Surat Telegram yang dimaksud adalah surat Nomor ST/1221/2021 yang ditandatangani Kepala Staf Umum (KASUM) TNI, Letnan Jenderal Eko Margiyono atas nama Panglima TNI pada 5 November 2021, perihal prosedur pemanggilan prajurit TNI oleh aparat penegak hukum.

Dalam surat telegram mengatur apabila terdapat prajurit TNI dilakukan pemanggilan dalam rangka penegakan hukum, maka harus melalui dan didampingi oleh perwira hukum atau perwira kesatuannya.

"Kami menilai keputusan atau kebijakan hukum yang dikeluarkan institusi TNI tersebut tidak sesuai dengan hukum dan hak asasi manusia," kata Kepala Divisi Advokasi HAM Kontras, Andi Rezaldi dalam keterangannya kepada Alinea.id, Jumat (14/1).

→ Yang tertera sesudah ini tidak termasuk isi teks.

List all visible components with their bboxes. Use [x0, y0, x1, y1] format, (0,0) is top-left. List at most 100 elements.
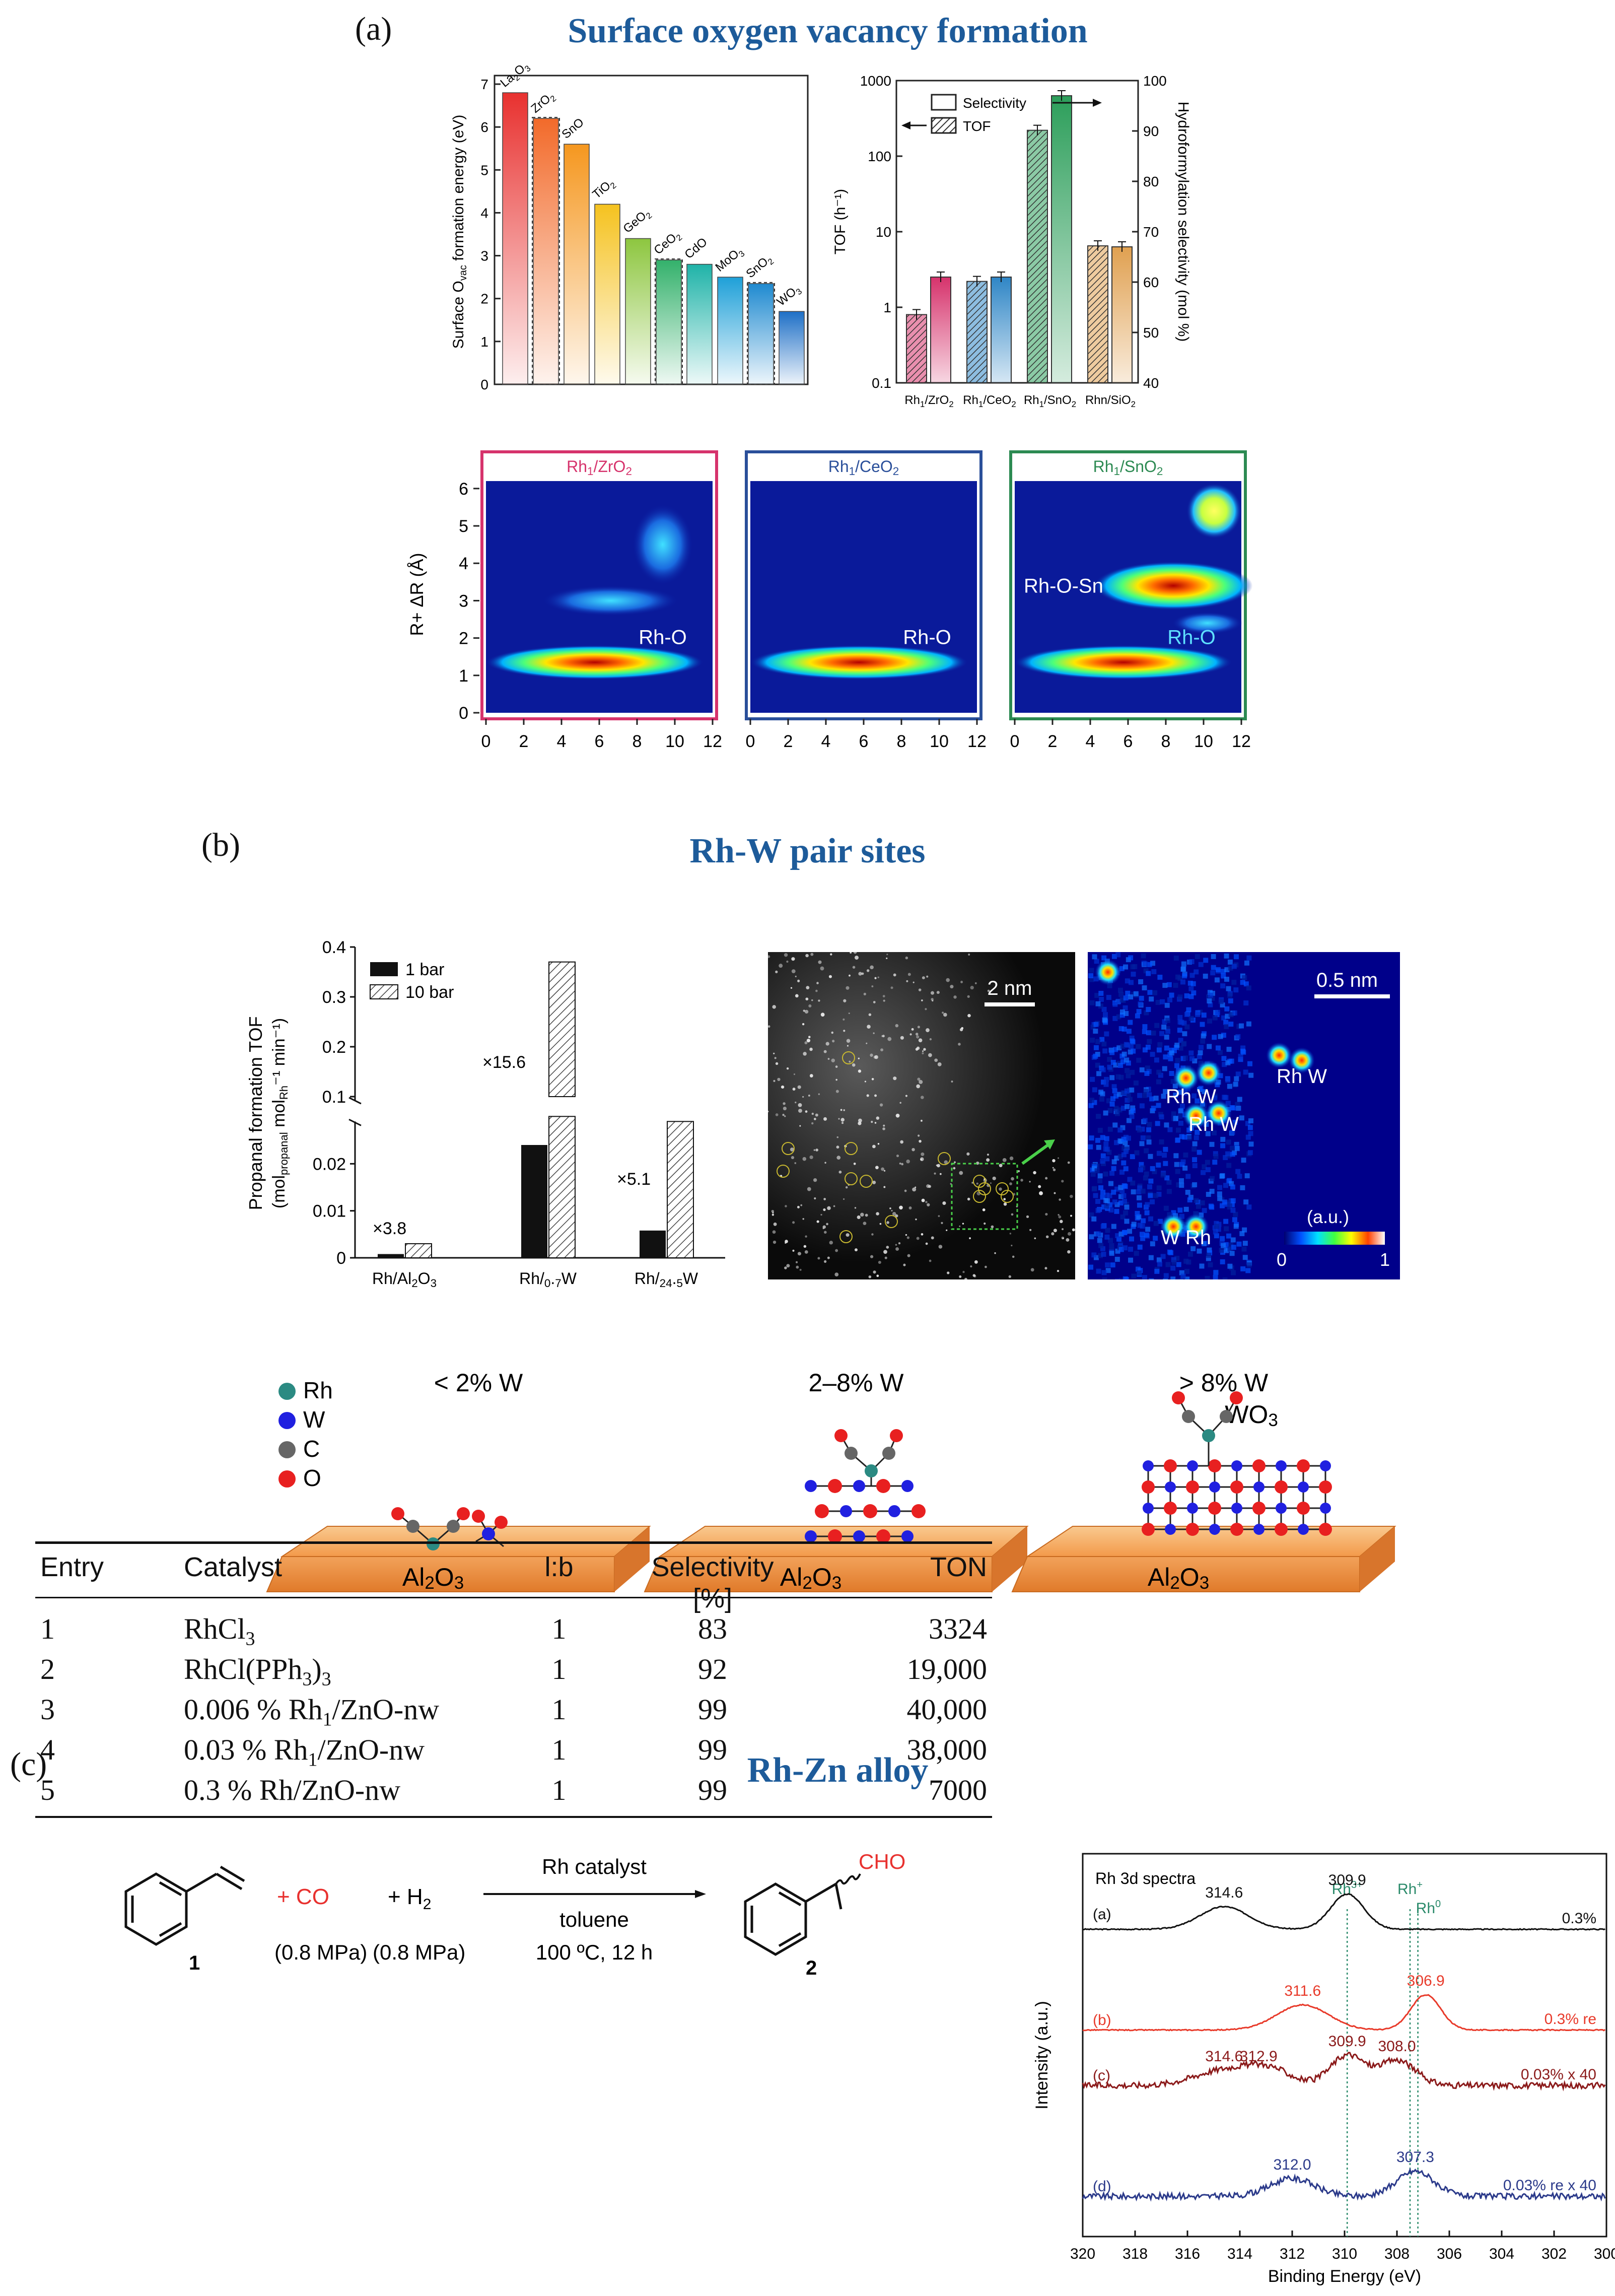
- atom-marker: [978, 1182, 991, 1195]
- atom-blob: [1289, 1047, 1315, 1073]
- atom: [1165, 1481, 1176, 1493]
- atom: [1164, 1459, 1177, 1472]
- wo3-lattice: [1142, 1391, 1332, 1536]
- atom-marker: [842, 1051, 855, 1064]
- atom: [828, 1479, 842, 1493]
- propanal-ytick: 0.3: [322, 988, 346, 1007]
- pair-label-4: W Rh: [1161, 1227, 1211, 1249]
- propanal-ylabel-units: (molpropanal molRh⁻¹ min⁻¹): [269, 1018, 290, 1208]
- lb-cell: 1: [551, 1653, 567, 1685]
- atom: [805, 1480, 817, 1492]
- aldehyde-product-structure: [744, 1873, 861, 1956]
- xps-xtick: 314: [1227, 2246, 1252, 2262]
- vacancy-bar-label: GeO2​: [621, 206, 654, 237]
- atom: [1275, 1480, 1288, 1494]
- chart2-ytick-left: 10: [876, 224, 891, 240]
- panel-b-title: Rh-W pair sites: [689, 832, 926, 870]
- chart1-ytick: 0: [480, 377, 488, 392]
- legend-1bar-swatch: [370, 962, 398, 976]
- dashed-outline: [532, 117, 560, 385]
- atom: [391, 1507, 404, 1520]
- selectivity-cell: 92: [698, 1653, 727, 1685]
- header-lb: l:b: [544, 1552, 574, 1582]
- cho-group: CHO: [859, 1850, 905, 1873]
- xps-ylabel: Intensity (a.u.): [1032, 2001, 1051, 2109]
- atom: [865, 1464, 878, 1477]
- rh-o-feature: [486, 645, 704, 680]
- xps-peak-label: 307.3: [1396, 2149, 1434, 2166]
- wavelet-xtick: 4: [821, 732, 831, 751]
- atom: [1297, 1459, 1310, 1472]
- atom: [853, 1480, 865, 1492]
- atom: [853, 1530, 865, 1542]
- chart2-category-label: Rh1​/SnO2​: [1024, 393, 1076, 409]
- wavelet-ytick: 1: [459, 666, 468, 686]
- wavelet-ytick: 2: [459, 629, 468, 648]
- wavelet-panel-title: Rh1​/ZrO2​: [567, 457, 632, 478]
- co-reagent: + CO: [277, 1884, 329, 1909]
- ton-cell: 19,000: [906, 1653, 988, 1685]
- legend-tof-label: TOF: [963, 118, 991, 134]
- multiplier-annotation: ×3.8: [373, 1219, 406, 1238]
- propanal-ytick: 0: [336, 1249, 346, 1268]
- vacancy-bar-label: La2​O3​: [498, 65, 533, 92]
- scale-bar-line: [985, 1002, 1035, 1006]
- chart1-ytick: 6: [480, 119, 488, 135]
- wavelet-peak-label: Rh-O: [639, 627, 687, 649]
- atom: [890, 1429, 903, 1442]
- rh-dicarbonyl-isolated: [391, 1507, 470, 1550]
- support-label: Al2​O3​: [402, 1563, 464, 1593]
- stem-image-zoom: 0.5 nm Rh W Rh W Rh W W Rh (a.u.) 0 1: [1088, 952, 1400, 1279]
- tof-1bar: [521, 1145, 547, 1258]
- tof-bar: [906, 314, 927, 383]
- table-bottom-rule: [35, 1816, 992, 1818]
- vacancy-bar-label: TiO2​: [590, 176, 618, 203]
- chart2-ytick-left: 100: [868, 149, 891, 164]
- wavelet-xtick: 8: [633, 732, 642, 751]
- atom: [1182, 1410, 1195, 1423]
- colorbar: [1284, 1232, 1385, 1245]
- atom-marker: [860, 1175, 873, 1188]
- selectivity-bar: [930, 277, 951, 383]
- tof-bar: [1087, 245, 1108, 383]
- legend-selectivity-label: Selectivity: [963, 95, 1026, 111]
- support-slab: Al2​O3​ < 2% W: [266, 1369, 651, 1593]
- atom: [840, 1505, 852, 1517]
- atom: [1230, 1391, 1243, 1404]
- xps-peak-label: 306.9: [1407, 1973, 1445, 1989]
- tungsten-loading-heading: < 2% W: [434, 1369, 523, 1397]
- atom: [1187, 1460, 1198, 1471]
- atom-marker: [839, 1230, 853, 1243]
- tungsten-oxide-cluster: [472, 1510, 508, 1547]
- atom-blob: [1266, 1042, 1292, 1068]
- legend-atom-label: O: [303, 1465, 321, 1491]
- propanal-ytick: 0.1: [322, 1088, 346, 1107]
- vacancy-bar: [717, 277, 743, 385]
- chart1-frame: [494, 75, 809, 385]
- ton-cell: 7000: [929, 1774, 987, 1806]
- legend-atom-dot: [278, 1383, 296, 1400]
- wavelet-xtick: 8: [1161, 732, 1171, 751]
- ton-cell: 40,000: [906, 1693, 988, 1726]
- atom-marker: [938, 1152, 951, 1165]
- selectivity-cell: 99: [698, 1774, 727, 1806]
- lb-cell: 1: [551, 1693, 567, 1726]
- multiplier-annotation: ×15.6: [482, 1053, 526, 1072]
- xps-xtick: 316: [1175, 2246, 1200, 2262]
- atom-blob: [1095, 959, 1121, 985]
- vacancy-bar-label: SnO2​: [744, 252, 776, 283]
- xps-peak-label: 314.6: [1205, 2048, 1243, 2065]
- legend-atom-dot: [278, 1470, 296, 1488]
- styrene-structure: [124, 1865, 245, 1946]
- wavelet-xtick: 4: [1086, 732, 1095, 751]
- xps-xtick: 300: [1594, 2246, 1615, 2262]
- wavelet-xtick: 10: [1194, 732, 1213, 751]
- legend-10bar-label: 10 bar: [405, 983, 454, 1002]
- selectivity-bar: [1051, 95, 1072, 383]
- xps-xtick: 312: [1280, 2246, 1305, 2262]
- oxidation-marker-label: Rh0: [1416, 1899, 1441, 1917]
- table-top-rule: [35, 1541, 992, 1544]
- table-row: 4 0.03 % Rh1/ZnO-nw 1 99 38,000: [35, 1733, 992, 1773]
- chart2-category-label: Rh1​/ZrO2​: [904, 393, 953, 409]
- h2-reagent: + H2: [388, 1884, 431, 1913]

Menurut Andi, berdasarkan Pasal 27 ayat (1) Undang-Undang Dasar 1945 menyatakan bahwa "Segala warga negara bersamaan kedudukannya di dalam hukum dan pemerintahan dan wajib menjunjung hukum dan pemerintahan itu dengan tidak ada kecualinya". Pasal ini menegaskan bahwa asas persamaan dihadapan hukum atau asas equality before the law yang penting untuk dikedepankan dalam konteks baik penegakan hukum ataupun di dalam proses pemerintahan.